Han pasado ya más de tres meses desde el gravísimo accidente en la central nuclear de Fukushima y la impresión que da es que este evento marca un antes y un después en el debate sobre las fuentes de energía y, en particular, como es lógico, en el debate nuclear. Es verdad que la casi totalidad de las víctimas han sido ocasionadas por el terremoto y posterior tsunami que, en cuestión de minutos, azotó las costas de Japón (hasta el momento se contabilizan más de 9.000 fallecidos y 12.645 se encuentran desaparecidos). Pero lo que sigue presente en nuestras retinas son los seis reactores nucleares de Fukushima de los que tres están seriamente dañados y que, a lo largo de estos meses, han seguido emitiendo y vertiendo sustancias radiactivas. Y no es fácil parar tan peligrosa contaminación.
Cuando a finales de abril de 1986 explotaba la central nuclear de Chernobil, dejando tras de si muchas de víctimas mortales y centenares de miles de evacuados, todos pensábamos que este accidente se debía a la falta de rigor en la seguridad de las centrales soviéticas. Ahora, cuando vemos que uno de los países tecnológicamente más avanzados del mundo como Japón sufre un accidente nuclear tan grave (equiparable, según la Escala Internacional de Eventos Nucleares, a Chernobil, con el grado 7), pues es normal que produzca espanto y terror incluso en los que, hasta ahora, habían confiado firmemente en esta fuente de energía. Reconozco que yo mismo, imbuido por la idea de que hay que sustituir cuanto antes los hidrocarburos -de los que tenemos tantísima dependencia en Europa y en España- para eliminar su negativa contribución de gases de efecto invernadero al cambio climático, pues que había que optar en parte, como un mal menor, por este tipo de energía.

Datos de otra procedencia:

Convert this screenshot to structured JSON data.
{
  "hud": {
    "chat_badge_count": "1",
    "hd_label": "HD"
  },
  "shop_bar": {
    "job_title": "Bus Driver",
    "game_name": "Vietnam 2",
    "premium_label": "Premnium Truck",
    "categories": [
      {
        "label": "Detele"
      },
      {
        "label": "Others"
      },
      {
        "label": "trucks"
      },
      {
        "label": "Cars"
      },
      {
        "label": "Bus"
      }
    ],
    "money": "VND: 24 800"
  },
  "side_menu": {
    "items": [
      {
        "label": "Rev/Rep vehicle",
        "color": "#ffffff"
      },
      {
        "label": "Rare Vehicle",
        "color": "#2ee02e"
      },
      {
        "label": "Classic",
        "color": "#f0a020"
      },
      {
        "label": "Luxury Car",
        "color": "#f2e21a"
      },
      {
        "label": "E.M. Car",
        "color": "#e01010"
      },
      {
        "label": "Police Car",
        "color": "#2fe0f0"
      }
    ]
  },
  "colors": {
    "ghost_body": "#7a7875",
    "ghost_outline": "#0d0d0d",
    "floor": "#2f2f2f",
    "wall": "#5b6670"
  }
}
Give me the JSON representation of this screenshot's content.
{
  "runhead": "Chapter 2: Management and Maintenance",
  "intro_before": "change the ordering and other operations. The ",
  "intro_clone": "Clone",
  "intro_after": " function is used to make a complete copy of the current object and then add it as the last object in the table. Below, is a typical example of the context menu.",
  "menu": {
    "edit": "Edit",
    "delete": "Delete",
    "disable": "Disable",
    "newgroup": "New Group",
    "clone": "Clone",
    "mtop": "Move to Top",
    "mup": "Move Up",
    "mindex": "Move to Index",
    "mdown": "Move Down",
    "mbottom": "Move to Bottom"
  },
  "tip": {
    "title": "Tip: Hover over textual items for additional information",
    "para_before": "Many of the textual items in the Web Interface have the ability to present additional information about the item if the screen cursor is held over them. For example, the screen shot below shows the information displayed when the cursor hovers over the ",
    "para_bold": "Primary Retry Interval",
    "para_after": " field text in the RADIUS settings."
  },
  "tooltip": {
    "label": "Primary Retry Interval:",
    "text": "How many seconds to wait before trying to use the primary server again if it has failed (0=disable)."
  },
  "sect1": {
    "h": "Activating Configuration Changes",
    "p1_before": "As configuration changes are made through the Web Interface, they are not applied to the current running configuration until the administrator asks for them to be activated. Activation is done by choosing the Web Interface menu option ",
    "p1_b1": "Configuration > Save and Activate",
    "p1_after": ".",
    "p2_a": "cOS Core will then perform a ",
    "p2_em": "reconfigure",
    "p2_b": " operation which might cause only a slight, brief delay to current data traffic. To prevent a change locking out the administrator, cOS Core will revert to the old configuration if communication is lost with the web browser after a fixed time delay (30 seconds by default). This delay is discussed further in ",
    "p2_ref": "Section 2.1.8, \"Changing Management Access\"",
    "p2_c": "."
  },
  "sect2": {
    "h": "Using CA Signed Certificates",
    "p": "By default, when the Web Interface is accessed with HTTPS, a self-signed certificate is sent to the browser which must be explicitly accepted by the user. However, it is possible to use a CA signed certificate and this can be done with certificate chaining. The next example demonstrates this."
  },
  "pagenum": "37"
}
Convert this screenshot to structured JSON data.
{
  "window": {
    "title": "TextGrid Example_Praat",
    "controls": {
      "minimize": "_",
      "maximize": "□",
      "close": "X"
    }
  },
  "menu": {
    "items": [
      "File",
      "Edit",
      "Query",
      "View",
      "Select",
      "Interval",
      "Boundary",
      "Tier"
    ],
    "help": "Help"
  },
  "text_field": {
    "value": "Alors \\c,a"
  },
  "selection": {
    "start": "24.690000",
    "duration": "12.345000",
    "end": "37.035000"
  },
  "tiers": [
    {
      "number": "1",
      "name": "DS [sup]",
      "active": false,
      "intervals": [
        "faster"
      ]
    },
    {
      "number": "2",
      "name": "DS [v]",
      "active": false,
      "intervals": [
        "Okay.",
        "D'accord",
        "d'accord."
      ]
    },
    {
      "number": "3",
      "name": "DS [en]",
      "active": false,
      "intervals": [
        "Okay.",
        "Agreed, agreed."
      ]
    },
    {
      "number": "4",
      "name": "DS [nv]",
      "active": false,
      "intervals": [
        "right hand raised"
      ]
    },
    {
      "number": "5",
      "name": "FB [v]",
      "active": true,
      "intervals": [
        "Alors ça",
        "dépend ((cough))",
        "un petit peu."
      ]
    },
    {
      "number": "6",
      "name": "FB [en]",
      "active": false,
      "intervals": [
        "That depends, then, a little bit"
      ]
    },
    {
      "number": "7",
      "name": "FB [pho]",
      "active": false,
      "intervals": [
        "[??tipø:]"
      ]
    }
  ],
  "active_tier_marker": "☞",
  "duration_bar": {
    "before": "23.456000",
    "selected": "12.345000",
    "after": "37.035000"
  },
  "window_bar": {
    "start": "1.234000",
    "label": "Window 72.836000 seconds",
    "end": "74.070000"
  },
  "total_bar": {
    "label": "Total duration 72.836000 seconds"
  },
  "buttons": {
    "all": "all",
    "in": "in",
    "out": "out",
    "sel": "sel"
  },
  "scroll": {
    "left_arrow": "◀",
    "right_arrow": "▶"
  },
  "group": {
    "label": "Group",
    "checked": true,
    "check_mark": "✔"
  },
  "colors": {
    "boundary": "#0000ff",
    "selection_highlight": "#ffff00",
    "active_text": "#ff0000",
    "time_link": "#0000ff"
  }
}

Y cuando todo parecía que marchaba de maravilla para el lobby nuclear, cuando muchos países como Italia –por no salir del ámbito europeo- se habían replanteado construir nuevas centrales nucleares, cuando Alemania había decidido prorrogar la vida de algunas de sus centrales, cuando España estaba estudiando la prolongación de la vida útil de sus siete Centrales… Pues, llegó otro terremoto para tan sólido edificio nuclear y con el “efecto Fukushima” se han echado por tierra tantas esperanzas puestas en tan longevo mineral radiactivo, y como consecuencia, el Gobierno de la conservadora Merkel renuncia a la energía atómica y las últimas centrales alemanas dejarán de funcionar en 2022; el pasado domingo, los italianos rechazaron en el referendo, por una abrumadora mayoría, la energía nuclear;…
¿Cómo se ha notado en España el “efecto Fukushima”? Pues, por si acaso, se ha elevado –en virtud de la recientísima Ley 12/2011 sobre responsabilidad civil por daños nucleares– de los 700 a los 1.200 millones de euros la cobertura que deberán cubrir los titulares de centrales nucleares en concepto de responsabilidad civil, aunque, en realidad, se trata de adecuar la vieja normativa española (nacida con la Ley 25/1964) a la comunitaria.
No es nuevo este efecto psicológico –de rechazo a determinadas tecnologías, instalaciones o actividades potencialmente peligrosas- que se produce en la población cuando percibe un riesgo. De hecho son famosos los acrónimos que refieren a esta lógica reacción humana, como el efecto NIMBY (Not In My Back Yard; no en mi patio trasero), o el efecto NIMEY (Not In My Election Year; no en mi año de elecciones), o el efecto BANANA (Build Absolutely Nothing Anywhere Near Anything; No construir absolutamente nada en ningún lugar que esté cerca de algo), … al que podemos añadir (este es de mi cosecha) el efecto NUMAMICO (nunca más en mi costa).
Pero, por encima de todo, lo que nosotros los ciudadanos debemos demandar a las autoridades competentes es una absoluta transparencia informativa en estas delicadas materias, lo que, por desgracia, no siempre ha funcionado bien en el desarrollado Japón y más frecuentemente falla en nuestro país.